There is something profoundly surreal about watching Pedro Almodóvar drift away from his roots and attempt a bold venture like making a film in English with two of the most cerebral actresses in contemporary cinema, Julianne Moore and Tilda Swinton. It’s a bit like seeing a bullfighter abandon the plaza and try to waltz in Vienna. It’s not just a matter of language — though the language here weighs heavily on every scene — but of sensitivity, rhythm, and that colorful, brazen theatricality that Almodóvar once transformed into emotional reality. In The Room Next Door, all this is diluted, like a watered-down sangria in a crystal glass too refined to contain it.
The main issue is the excess of words — not the vibrant and pulsating words Almodóvar uses when writing in Spanish, but lines that seem tweezed out of a novel.

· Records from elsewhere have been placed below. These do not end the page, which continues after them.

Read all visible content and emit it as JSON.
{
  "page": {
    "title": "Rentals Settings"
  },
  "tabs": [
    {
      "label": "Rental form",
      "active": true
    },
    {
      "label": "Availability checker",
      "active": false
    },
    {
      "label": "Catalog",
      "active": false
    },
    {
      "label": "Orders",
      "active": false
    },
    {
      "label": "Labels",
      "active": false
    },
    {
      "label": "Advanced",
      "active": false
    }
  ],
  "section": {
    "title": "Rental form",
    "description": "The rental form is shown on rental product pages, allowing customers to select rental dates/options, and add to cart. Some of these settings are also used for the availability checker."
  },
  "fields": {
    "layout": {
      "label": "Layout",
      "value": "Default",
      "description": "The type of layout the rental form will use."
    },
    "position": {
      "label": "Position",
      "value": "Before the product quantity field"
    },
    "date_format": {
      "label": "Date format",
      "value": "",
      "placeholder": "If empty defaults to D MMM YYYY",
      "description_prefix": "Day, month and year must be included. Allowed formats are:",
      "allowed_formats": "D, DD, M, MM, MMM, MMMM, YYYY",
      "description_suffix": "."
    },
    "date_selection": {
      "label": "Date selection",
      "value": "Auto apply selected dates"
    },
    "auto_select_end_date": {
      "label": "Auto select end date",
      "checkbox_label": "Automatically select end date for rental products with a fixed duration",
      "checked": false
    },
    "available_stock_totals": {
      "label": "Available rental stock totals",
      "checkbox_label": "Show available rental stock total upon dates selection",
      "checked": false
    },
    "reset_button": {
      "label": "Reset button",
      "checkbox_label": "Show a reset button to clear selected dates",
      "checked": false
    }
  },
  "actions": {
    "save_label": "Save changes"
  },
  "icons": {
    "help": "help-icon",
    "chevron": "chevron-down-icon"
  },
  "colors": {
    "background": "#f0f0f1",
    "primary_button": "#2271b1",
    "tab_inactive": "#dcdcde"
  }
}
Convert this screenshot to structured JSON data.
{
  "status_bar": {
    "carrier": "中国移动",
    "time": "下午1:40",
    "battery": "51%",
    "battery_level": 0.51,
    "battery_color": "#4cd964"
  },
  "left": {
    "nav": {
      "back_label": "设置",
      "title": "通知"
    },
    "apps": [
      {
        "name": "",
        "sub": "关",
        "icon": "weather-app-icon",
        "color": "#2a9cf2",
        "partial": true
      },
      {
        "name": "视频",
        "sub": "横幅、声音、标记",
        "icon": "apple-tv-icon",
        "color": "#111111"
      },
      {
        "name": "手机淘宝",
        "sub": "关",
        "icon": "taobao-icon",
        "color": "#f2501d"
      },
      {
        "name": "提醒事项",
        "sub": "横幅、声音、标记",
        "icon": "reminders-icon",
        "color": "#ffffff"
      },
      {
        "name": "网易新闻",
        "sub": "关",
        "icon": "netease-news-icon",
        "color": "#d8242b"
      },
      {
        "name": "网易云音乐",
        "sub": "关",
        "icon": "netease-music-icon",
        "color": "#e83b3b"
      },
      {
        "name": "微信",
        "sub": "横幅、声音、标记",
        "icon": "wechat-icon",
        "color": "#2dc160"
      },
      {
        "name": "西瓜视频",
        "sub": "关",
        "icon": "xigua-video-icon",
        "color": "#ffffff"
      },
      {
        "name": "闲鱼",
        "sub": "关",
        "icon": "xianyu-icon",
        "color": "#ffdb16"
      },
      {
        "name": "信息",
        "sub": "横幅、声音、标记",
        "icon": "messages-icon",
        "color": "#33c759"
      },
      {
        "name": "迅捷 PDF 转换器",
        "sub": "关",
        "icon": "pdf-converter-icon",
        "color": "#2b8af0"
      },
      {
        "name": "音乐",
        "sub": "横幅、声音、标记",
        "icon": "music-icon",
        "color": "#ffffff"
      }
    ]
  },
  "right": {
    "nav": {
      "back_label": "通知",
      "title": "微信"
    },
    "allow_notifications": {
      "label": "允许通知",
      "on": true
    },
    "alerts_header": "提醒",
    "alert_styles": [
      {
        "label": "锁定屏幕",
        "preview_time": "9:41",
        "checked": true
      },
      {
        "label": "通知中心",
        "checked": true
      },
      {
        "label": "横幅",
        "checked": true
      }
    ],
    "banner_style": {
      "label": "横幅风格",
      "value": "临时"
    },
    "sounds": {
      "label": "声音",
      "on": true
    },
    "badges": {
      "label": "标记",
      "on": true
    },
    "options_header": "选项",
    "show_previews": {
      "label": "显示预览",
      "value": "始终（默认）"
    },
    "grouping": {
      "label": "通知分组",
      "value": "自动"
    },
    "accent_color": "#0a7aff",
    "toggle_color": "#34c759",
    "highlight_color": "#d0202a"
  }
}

The script, adapted from Sigrid Nunez’s What Are You Going Through, bears the stifling weight of literature that cannot break free onto the screen. Moore and Swinton struggle with dialogue that sounds both awkward and pompous, making the film feel more like a staged reading than a cinematic work. Almodóvar’s gift for letting the unspoken flow, for exploring silences, gestures, and small moments that reveal his characters’ souls, seems absent. Here, everything is explained and verbalized, resulting in a rigid narrative that stifles the film.
This approach clashes violently with the essence of the protagonists. Tilda Swinton is a master of subtlety, capable of expressing an entire tragedy with just a look or a facial movement. But here, she’s asked to deliver pages of dialogue, resulting in a performance that feels sterilized and restrained, as if she’s acting with the brakes on. Julianne Moore, who usually humanizes even the strangest situations, seems uncomfortable, trapped in a script that gives her little room to breathe and discover truth in the most intimate moments.
Yet, visually, the film is a catalog of Almodóvar’s signature beauty: saturated colors, clashing reds and greens, interiors resembling Hopper paintings reinterpreted with a warmer, more sensual touch. But unlike his best films, here the aesthetics are purely decorative. In Women on the Verge of a Nervous Breakdown or Talk to Her, the use of color was part of the narrative language, a vehicle of emotion. In The Room Next Door, everything feels static, like a series of well-photographed postcards devoid of life. Even the digital New York backdrops are so artificial they resemble cutouts from a stage set. Where are those visual explosions that overwhelm and immerse you in Almodóvar’s world without explanation?
The plot, meant to be an intimate and painful reflection on death and the choice of euthanasia, follows predictable and often tedious paths. Ingrid (Julianne Moore), a writer of autofiction, and Martha (Tilda Swinton), a terminally ill former war reporter, reconnect after years apart under extreme circumstances: Martha asks Ingrid to accompany her in assisted suicide. There’s potential here, the kind that Almodóvar could have turned into an explosion of conflicting emotions. But what we get is a series of conversations weighed down by a sense of inevitability and mechanical fatalism.
Themes of rediscovered friendship and choosing a dignified death are tackled with an almost academic coldness. The moments meant to strike deep chords are lost in a sea of words. The relationship between the two women, which should be the heart of the film, never fully convinces. It’s as if intimacy is only suggested, never truly experienced. Even John Turturro, playing Damian, a former companion of both, feels like a footnote in a story unsure of what to do with him.
The saddest feeling is witnessing a director who has lost his way, betraying himself in an attempt to broaden his horizons. Almodóvar has always been a storyteller rooted in an imagined, visceral Spain, a place where melodrama meets the absurd and pain is always tinged with irreverent joy. Here, in this English-speaking territory, that joy has vanished. All that remains is an empty shell, a stylistic exercise lacking soul and spontaneity.
Almodóvar tried to build a room next to his cinematic home, but that room remains empty. Perhaps it’s time to return home and rediscover what makes his cinema unique: the ability to blend the sublime with the ridiculous, pain with ecstasy, without ever descending into the banal.